O que boards avaliam em ESG
Três dimensões são avaliadas. Autenticidade: o candidato que recita métricas de relatório sem ter convicção própria é detectado rapidamente por boards experientes. Boards querem saber o que o candidato realmente acredita sobre o papel das empresas na agenda ambiental e social, não o que está no último relatório de sustentabilidade. Integração estratégica: o candidato que trata ESG como compliance separado da estratégia de negócio não passa no teste de boards mais sofisticados. O que valoriza é demonstrar como ESG foi ou pode ser integrado à estratégia competitiva. Resultado mensurável: exemplos específicos de iniciativas ESG conduzidas com métricas reais, não "implementamos programa de diversidade" mas "aumentamos representatividade feminina em liderança de 18% para 34% em 3 anos com essas ações específicas".

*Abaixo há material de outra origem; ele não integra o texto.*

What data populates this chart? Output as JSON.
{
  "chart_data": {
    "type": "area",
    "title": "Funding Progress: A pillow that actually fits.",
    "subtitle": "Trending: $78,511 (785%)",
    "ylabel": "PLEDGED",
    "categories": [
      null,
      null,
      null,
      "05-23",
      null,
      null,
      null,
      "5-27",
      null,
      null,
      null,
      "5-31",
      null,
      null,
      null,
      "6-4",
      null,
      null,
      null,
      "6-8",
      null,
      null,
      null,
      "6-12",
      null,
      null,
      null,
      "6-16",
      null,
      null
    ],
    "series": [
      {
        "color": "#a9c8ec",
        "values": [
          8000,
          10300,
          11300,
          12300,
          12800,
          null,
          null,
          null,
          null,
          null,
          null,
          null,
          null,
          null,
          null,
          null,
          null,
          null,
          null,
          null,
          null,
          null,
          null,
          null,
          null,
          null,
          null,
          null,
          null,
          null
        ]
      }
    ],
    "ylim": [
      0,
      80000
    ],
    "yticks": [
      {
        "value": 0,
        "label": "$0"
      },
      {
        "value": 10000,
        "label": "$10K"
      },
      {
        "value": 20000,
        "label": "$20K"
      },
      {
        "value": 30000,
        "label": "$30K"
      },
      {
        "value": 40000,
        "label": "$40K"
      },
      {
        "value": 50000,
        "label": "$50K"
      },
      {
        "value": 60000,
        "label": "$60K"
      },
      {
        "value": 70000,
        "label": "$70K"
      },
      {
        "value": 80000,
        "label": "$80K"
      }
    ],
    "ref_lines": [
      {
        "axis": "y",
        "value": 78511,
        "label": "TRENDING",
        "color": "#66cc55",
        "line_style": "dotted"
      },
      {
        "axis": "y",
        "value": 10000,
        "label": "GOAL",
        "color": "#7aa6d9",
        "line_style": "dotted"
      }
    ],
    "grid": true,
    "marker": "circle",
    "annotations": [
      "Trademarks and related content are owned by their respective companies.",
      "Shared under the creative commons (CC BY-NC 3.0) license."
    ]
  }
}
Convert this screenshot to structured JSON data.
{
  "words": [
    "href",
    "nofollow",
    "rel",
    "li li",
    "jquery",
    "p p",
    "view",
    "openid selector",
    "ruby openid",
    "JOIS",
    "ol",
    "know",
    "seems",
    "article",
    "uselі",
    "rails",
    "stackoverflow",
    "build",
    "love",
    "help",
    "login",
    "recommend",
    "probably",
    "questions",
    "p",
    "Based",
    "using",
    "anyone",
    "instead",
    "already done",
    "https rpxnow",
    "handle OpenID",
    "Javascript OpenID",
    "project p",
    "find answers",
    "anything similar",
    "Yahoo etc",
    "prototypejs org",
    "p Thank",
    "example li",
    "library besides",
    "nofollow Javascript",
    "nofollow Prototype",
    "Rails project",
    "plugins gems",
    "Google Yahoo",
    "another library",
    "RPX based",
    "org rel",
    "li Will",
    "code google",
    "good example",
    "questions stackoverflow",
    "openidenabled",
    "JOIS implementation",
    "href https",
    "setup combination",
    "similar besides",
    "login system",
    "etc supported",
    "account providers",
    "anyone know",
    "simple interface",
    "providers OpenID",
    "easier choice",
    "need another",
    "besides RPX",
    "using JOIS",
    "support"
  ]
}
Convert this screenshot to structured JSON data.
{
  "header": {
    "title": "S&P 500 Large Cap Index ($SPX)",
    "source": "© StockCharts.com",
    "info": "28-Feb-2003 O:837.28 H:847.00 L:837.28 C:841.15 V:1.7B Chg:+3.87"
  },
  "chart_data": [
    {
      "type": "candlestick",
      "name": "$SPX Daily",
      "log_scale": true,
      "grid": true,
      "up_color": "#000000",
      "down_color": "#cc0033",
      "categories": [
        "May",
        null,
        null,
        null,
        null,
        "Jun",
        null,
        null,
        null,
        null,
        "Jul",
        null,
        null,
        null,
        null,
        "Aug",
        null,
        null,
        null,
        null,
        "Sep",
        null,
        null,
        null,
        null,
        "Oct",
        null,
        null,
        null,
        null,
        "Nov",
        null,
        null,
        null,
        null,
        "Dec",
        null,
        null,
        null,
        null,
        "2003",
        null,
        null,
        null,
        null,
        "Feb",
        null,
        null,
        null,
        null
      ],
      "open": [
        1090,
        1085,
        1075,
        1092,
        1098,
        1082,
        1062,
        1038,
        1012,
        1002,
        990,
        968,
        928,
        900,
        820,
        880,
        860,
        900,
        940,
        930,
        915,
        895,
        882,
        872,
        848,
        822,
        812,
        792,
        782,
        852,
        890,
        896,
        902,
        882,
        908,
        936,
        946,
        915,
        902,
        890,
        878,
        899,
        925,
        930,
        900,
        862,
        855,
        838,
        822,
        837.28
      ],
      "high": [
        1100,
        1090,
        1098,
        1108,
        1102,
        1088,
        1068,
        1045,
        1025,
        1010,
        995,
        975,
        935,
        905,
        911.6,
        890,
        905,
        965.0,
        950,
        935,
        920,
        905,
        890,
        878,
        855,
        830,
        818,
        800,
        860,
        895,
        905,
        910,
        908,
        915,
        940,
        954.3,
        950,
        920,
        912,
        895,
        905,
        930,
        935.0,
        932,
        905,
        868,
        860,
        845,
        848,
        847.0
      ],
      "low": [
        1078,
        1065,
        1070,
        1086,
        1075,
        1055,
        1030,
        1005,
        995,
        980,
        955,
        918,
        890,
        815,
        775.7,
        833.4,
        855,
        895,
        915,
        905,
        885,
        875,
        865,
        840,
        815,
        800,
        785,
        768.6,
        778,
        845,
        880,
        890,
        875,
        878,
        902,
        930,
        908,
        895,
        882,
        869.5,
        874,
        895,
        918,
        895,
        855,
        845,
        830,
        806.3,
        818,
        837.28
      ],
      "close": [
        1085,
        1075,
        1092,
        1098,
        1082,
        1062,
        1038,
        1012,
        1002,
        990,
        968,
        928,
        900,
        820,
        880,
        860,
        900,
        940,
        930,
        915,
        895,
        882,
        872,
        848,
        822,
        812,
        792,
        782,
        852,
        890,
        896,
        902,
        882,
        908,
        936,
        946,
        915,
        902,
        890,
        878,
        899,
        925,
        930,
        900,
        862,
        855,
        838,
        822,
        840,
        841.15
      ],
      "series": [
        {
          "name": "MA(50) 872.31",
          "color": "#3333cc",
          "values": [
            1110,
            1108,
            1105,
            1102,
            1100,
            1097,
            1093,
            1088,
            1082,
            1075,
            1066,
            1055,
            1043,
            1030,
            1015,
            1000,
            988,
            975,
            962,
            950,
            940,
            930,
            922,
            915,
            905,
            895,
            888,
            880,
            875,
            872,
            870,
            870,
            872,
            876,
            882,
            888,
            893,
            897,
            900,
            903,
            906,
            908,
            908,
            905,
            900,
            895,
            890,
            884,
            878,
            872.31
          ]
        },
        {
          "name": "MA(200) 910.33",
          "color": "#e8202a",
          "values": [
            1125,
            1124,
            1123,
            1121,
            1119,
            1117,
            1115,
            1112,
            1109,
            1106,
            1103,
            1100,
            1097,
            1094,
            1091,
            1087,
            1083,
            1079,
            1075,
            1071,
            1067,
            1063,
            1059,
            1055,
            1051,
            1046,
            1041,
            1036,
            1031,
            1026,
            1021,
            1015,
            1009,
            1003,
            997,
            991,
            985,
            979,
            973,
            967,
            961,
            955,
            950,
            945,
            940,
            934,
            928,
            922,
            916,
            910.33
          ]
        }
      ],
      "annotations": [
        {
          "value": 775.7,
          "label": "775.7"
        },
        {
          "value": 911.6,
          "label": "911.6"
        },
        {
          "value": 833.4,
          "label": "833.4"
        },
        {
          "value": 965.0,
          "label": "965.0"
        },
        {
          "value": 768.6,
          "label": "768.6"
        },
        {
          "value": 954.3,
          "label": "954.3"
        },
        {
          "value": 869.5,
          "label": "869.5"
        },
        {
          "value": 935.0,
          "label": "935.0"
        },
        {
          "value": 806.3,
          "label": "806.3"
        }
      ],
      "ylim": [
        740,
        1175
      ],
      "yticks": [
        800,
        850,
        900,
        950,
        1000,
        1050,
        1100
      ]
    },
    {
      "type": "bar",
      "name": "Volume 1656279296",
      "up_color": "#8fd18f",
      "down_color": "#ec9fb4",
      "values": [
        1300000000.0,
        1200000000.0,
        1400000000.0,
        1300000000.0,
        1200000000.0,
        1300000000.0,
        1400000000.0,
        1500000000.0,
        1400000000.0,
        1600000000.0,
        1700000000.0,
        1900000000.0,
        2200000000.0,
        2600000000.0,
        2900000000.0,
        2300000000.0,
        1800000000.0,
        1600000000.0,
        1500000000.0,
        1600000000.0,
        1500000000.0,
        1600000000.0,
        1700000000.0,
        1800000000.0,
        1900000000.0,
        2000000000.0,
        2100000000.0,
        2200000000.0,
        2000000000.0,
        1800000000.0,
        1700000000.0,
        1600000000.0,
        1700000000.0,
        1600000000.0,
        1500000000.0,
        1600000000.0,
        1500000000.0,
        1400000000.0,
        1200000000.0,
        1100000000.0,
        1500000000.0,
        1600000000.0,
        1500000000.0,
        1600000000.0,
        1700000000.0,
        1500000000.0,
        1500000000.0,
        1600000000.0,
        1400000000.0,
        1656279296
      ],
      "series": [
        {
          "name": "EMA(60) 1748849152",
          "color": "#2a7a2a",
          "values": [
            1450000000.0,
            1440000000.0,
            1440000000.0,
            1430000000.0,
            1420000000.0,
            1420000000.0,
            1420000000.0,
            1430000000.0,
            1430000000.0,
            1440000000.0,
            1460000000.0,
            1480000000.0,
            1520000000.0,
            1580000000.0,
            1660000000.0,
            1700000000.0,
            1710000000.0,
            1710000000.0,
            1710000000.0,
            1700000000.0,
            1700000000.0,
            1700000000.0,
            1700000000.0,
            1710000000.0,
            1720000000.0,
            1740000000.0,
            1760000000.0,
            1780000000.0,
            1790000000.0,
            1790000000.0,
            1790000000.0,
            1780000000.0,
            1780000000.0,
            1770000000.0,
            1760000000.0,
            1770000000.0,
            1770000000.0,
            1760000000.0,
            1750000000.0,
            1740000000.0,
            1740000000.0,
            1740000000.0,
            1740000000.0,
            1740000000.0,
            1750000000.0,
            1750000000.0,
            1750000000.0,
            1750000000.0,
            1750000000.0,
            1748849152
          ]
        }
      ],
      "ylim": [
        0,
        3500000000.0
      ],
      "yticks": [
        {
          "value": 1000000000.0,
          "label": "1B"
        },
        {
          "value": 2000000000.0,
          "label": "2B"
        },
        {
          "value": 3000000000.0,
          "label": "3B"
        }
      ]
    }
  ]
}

O que NÃO fazer no posicionamento ESG
Dois erros custam processos. O primeiro: greenwashing narrativo, afirmar comprometimento com ESG sem substância por trás. Boards experientes fazem perguntas que revelam rapidamente a falta de profundidade. O segundo: excesso, posicionar ESG como o único tema de competência, quando o board busca CEO que equilibra ESG com entrega de resultado de negócio.